3. Ehlers A, Hackmann A, Grey N, Wild J, Liness S, Albert I, et al. A randomized controlled trial of 7-day intensive and standard weekly cognitive therapy for PTSD and emotion-focused supportive therapy. American Journal of Psychiatry. 2014;171(3):294-304.
4. Herbert JD, Rheingold AA, Gaudiano BA, Myers VH. Standard versus extended cognitive behavior therapy for social anxiety disorder: A randomized-controlled trial. Behavioural and Cognitive Psychotherapy. 2004;32(2):131.
5. Foa EB, McLean CP, Zang Y, Rosenfield D, Yadin E, Yarvis JS, et al. Effect of prolonged exposure therapy delivered over 2 weeks vs 8 weeks vs present-centered therapy on PTSD symptom severity in military personnel: A randomized clinical trial. Jama. 2018;319(4):354-64.
6. Cuijpers P, Huibers M, Ebert DD, Koole SL, Andersson G. How much psychotherapy is needed to treat depression?

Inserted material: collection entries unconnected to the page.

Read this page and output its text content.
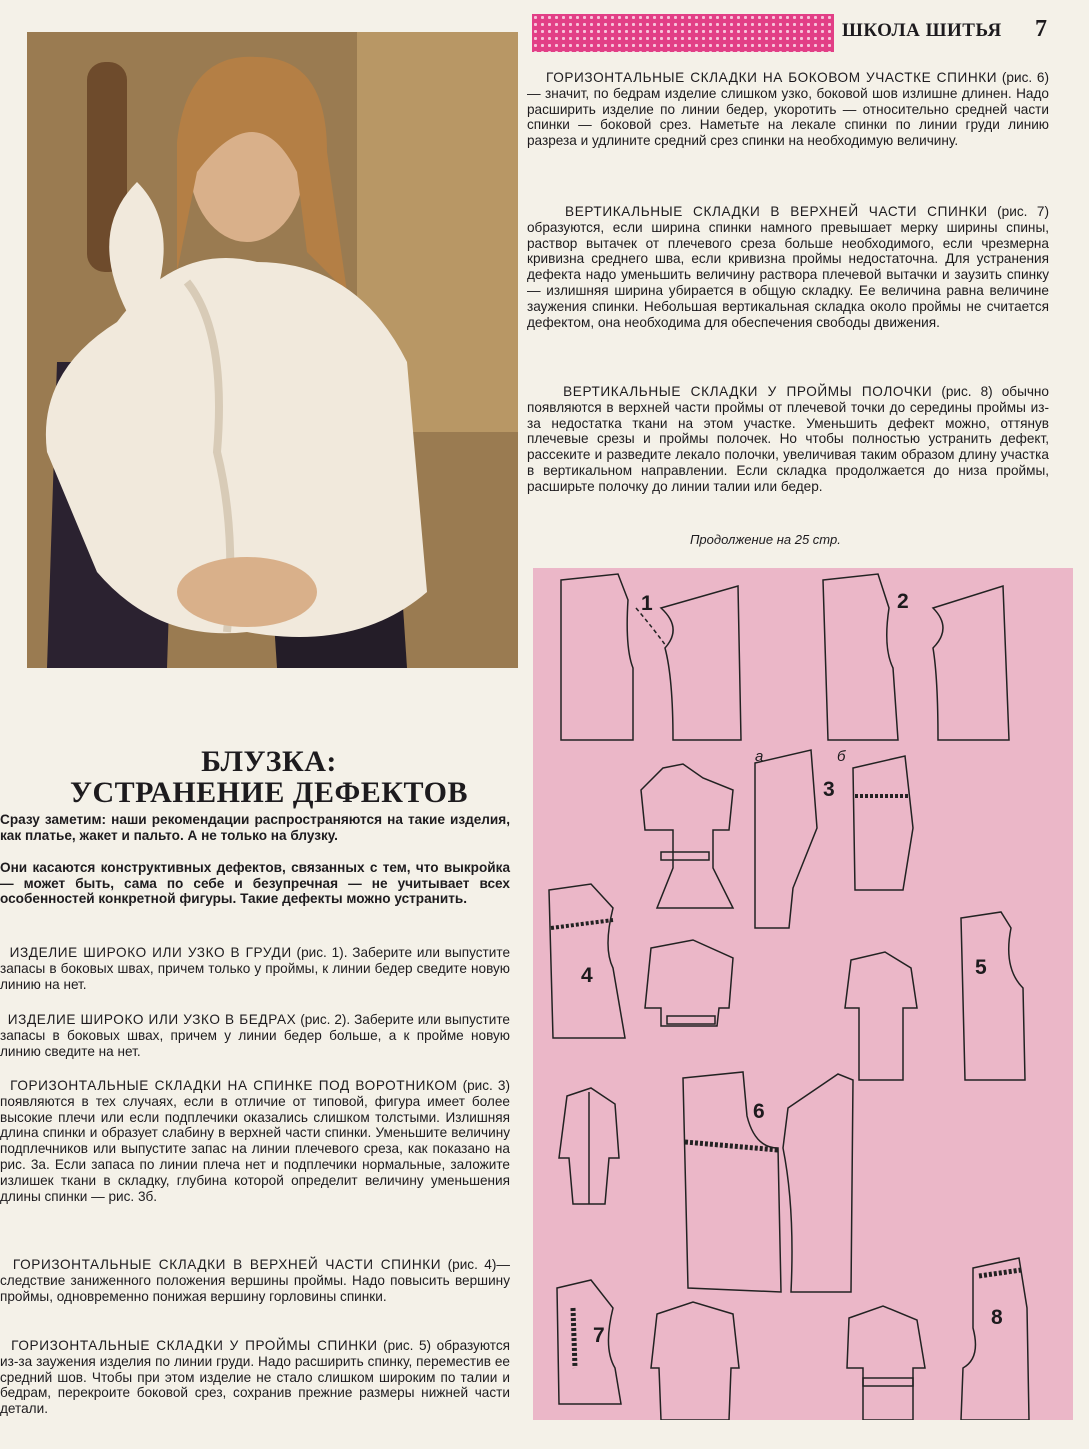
ШКОЛА ШИТЬЯ	7
ГОРИЗОНТАЛЬНЫЕ СКЛАДКИ НА БОКОВОМ УЧАСТКЕ СПИНКИ (рис. 6) — значит, по бедрам изделие слишком узко, боковой шов излишне длинен. Надо расширить изделие по линии бедер, укоротить — относительно средней части спинки — боковой срез. Наметьте на лекале спинки по линии груди линию разреза и удлините средний срез спинки на необходимую величину.
ВЕРТИКАЛЬНЫЕ СКЛАДКИ В ВЕРХНЕЙ ЧАСТИ СПИНКИ (рис. 7) образуются, если ширина спинки намного превышает мерку ширины спины, раствор вытачек от плечевого среза больше необходимого, если чрезмерна кривизна среднего шва, если кривизна проймы недостаточна. Для устранения дефекта надо уменьшить величину раствора плечевой вытачки и заузить спинку — излишняя ширина убирается в общую складку. Ее величина равна величине заужения спинки. Небольшая вертикальная складка около проймы не считается дефектом, она необходима для обеспечения свободы движения.
ВЕРТИКАЛЬНЫЕ СКЛАДКИ У ПРОЙМЫ ПОЛОЧКИ (рис. 8) обычно появляются в верхней части проймы от плечевой точки до середины проймы из-за недостатка ткани на этом участке. Уменьшить дефект можно, оттянув плечевые срезы и проймы полочек. Но чтобы полностью устранить дефект, рассеките и разведите лекало полочки, увеличивая таким образом длину участка в вертикальном направлении. Если складка продолжается до низа проймы, расширьте полочку до линии талии или бедер.
Продолжение на 25 стр.
БЛУЗКА:
УСТРАНЕНИЕ ДЕФЕКТОВ
Сразу заметим: наши рекомендации распространяются на такие изделия, как платье, жакет и пальто. А не только на блузку.
Они касаются конструктивных дефектов, связанных с тем, что выкройка — может быть, сама по себе и безупречная — не учитывает всех особенностей конкретной фигуры. Такие дефекты можно устранить.
ИЗДЕЛИЕ ШИРОКО ИЛИ УЗКО В ГРУДИ (рис. 1). Заберите или выпустите запасы в боковых швах, причем только у проймы, к линии бедер сведите новую линию на нет.
ИЗДЕЛИЕ ШИРОКО ИЛИ УЗКО В БЕДРАХ (рис. 2). Заберите или выпустите запасы в боковых швах, причем у линии бедер больше, а к пройме новую линию сведите на нет.
ГОРИЗОНТАЛЬНЫЕ СКЛАДКИ НА СПИНКЕ ПОД ВОРОТНИКОМ (рис. 3) появляются в тех случаях, если в отличие от типовой, фигура имеет более высокие плечи или если подплечики оказались слишком толстыми. Излишняя длина спинки и образует слабину в верхней части спинки. Уменьшите величину подплечников или выпустите запас на линии плечевого среза, как показано на рис. 3а. Если запаса по линии плеча нет и подплечики нормальные, заложите излишек ткани в складку, глубина которой определит величину уменьшения длины спинки — рис. 3б.
ГОРИЗОНТАЛЬНЫЕ СКЛАДКИ В ВЕРХНЕЙ ЧАСТИ СПИНКИ (рис. 4)— следствие заниженного положения вершины проймы. Надо повысить вершину проймы, одновременно понижая вершину горловины спинки.
ГОРИЗОНТАЛЬНЫЕ СКЛАДКИ У ПРОЙМЫ СПИНКИ (рис. 5) образуются из-за заужения изделия по линии груди. Надо расширить спинку, переместив ее средний шов. Чтобы при этом изделие не стало слишком широким по талии и бедрам, перекроите боковой срез, сохранив прежние размеры нижней части детали.
1	2
а
3
б
4	5
6
7
8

A metaregression analysis. Journal of affective disorders. 2013;149(1-3):1-13.
7. Bruijniks SJ, Lemmens LH, Hollon SD, Peeters FP, Cuijpers P, Arntz A, et al. The effects of once-versus twice-weekly sessions on psychotherapy outcomes in depressed patients. The British Journal of Psychiatry. 2020;216(4):222-30.
8. Bruijniks SJ, Franx G, Huibers MJ. The implementation and adherence to evidence-based protocols for psychotherapy for depression: the perspective of therapists in Dutch specialized mental healthcare. BMC psychiatry. 2018;18(1):190.